Dr. Shireen Kanakri, associate professor of interior design, has been teaching a multi-phase immersive learning course for the Children’s TherAplay Foundation in Carmel to help children with disabilities. The TherAplay program provides children with special needs innovative therapies, including equine-assisted physical and occupational therapies, for children with diagnoses such as cerebral palsy, Down syndrome, autism spectrum disorder, traumatic brain injury and developmental delays.

In the first phase of the project students helped design the building layout for the TherAplay building, conducted surveys and onsite observations, and created construction documents. In spring of 2020,  students designed a new gymnasium, designed and furnished a new sensory room, and built customized furnishings for use in the therapy clinics and sensory room.

Dr. Shireen Kanakri with student Susan Lamermayer trying one of the sensory walls created for TherAplay. Photo by Robbie Mehling.

“We specifically designed pieces that will be used to help treat the children. The furniture was built and tested on campus, in the school’s lab, before being implemented at the facility in Carmel”
–Shireen Kanakri

Research findings observed through Ball State’s Healthy Autism Design Lab and Health & Environmental Design Research Lab in the interior design department run by Kanakri helped inform students in the course about sensory stimuli for children with autism and other disabilities. Students not only thought about design aesthetics of a room but also created functional spaces.

Megan Draper an Interior design senior said the course is providing her with an innovative and collaborative learning experience.

“I was collaborating on the construction of a living green wall, a self-contained garden housing many different types of plants and a built-in irrigation system, that will be placed in either the sensory room or gym area. This installation will have a positive, biophilic impact on the children through the presence and interaction of nature within the learning environment.”
–Interior Design Senior Megan Draper

Megan Draper and Katie MaCauley begin building the living green wall. Photo by Robbie Mehling.

Senior Madison Castleman, told writer Gabrielle Glass in January that the project taught her about the importance of accessibility.

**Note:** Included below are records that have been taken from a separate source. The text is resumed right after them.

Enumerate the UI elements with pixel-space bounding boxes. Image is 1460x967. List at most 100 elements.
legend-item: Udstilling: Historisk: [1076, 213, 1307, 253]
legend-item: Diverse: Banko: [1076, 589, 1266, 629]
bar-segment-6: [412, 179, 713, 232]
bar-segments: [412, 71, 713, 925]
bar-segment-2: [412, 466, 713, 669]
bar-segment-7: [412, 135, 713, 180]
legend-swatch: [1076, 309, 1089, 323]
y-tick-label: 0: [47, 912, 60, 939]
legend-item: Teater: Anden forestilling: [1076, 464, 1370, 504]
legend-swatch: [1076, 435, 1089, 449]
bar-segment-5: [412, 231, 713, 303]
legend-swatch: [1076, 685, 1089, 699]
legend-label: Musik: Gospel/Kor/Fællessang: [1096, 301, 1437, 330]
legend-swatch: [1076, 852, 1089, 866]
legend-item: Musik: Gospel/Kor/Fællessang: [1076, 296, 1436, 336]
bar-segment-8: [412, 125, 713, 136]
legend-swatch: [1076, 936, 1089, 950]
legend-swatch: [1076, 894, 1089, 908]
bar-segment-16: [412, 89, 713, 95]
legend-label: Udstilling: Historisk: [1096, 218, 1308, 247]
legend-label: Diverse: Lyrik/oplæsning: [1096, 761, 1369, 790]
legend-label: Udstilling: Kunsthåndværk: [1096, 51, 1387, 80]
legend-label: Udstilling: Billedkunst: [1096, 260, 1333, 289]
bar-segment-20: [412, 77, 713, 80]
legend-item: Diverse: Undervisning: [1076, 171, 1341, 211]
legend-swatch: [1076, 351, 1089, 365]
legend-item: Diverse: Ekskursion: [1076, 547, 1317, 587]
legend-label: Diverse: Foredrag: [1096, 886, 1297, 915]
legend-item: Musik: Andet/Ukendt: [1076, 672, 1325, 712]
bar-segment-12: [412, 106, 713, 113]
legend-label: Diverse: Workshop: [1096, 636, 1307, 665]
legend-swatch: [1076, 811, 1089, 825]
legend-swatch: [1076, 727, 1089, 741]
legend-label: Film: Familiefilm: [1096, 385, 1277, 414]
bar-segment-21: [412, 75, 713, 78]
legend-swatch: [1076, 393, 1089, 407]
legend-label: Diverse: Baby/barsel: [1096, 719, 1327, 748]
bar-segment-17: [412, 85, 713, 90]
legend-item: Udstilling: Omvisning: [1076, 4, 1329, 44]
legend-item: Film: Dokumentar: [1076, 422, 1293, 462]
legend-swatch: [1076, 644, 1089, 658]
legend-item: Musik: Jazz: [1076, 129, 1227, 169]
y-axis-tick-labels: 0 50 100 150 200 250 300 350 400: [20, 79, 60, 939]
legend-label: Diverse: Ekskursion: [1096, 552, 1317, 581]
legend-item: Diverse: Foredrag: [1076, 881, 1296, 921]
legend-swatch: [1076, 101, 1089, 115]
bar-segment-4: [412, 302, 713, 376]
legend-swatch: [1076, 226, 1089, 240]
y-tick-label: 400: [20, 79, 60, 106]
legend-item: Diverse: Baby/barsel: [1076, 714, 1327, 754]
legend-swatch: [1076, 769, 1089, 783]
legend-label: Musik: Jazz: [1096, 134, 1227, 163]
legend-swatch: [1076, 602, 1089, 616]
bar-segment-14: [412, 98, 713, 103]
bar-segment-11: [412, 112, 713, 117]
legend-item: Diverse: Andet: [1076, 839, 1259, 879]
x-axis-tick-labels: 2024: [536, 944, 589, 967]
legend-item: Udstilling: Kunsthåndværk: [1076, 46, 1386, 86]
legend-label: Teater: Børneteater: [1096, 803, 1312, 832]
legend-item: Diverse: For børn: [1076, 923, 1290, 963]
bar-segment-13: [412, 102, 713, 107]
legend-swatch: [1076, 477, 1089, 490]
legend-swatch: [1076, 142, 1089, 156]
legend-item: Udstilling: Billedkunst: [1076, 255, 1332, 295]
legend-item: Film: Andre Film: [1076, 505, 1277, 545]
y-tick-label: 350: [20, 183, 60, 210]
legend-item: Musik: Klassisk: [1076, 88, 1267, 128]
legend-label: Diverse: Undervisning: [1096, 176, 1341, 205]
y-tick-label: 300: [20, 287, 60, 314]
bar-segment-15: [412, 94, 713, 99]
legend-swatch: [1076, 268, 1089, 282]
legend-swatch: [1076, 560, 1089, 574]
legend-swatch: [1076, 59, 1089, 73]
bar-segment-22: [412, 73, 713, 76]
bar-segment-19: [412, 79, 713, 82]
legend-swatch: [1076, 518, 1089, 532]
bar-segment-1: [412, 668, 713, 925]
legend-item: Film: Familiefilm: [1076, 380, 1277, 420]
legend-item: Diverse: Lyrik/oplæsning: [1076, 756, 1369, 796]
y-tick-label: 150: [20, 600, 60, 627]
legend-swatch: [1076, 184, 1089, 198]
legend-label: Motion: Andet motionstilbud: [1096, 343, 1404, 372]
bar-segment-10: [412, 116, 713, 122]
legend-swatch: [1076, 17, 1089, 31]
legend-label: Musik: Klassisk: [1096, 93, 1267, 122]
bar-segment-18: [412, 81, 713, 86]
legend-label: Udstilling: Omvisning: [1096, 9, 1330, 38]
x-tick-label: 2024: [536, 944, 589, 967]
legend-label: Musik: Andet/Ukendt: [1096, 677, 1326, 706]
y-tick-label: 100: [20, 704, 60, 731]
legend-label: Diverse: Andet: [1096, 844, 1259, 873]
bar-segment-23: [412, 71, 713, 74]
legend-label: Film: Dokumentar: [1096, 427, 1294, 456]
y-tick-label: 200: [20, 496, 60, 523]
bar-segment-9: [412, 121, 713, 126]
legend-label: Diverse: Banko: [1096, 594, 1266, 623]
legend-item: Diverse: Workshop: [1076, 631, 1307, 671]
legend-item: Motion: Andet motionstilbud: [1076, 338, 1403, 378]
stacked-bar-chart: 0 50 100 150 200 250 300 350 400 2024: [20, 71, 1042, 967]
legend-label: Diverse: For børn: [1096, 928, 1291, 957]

“I designed a sensory wall piece that can also be folded down to a table. The sensory wall will have activities such as a sensory gel pad, a mini plinko game, and light up shapes. When the wall piece is folded down, it reveals a table with more sensory activities such as a kinetic sand pit, shoe laces to help with hand motor skills and learning to tie, and a magnetic ball maze.”
–Interior Design Senior Madison Castleman

In the third and final phase of the project, scheduled for fall 2020, Dr. Kanakri and her students will research the influence of their design decisions on the children.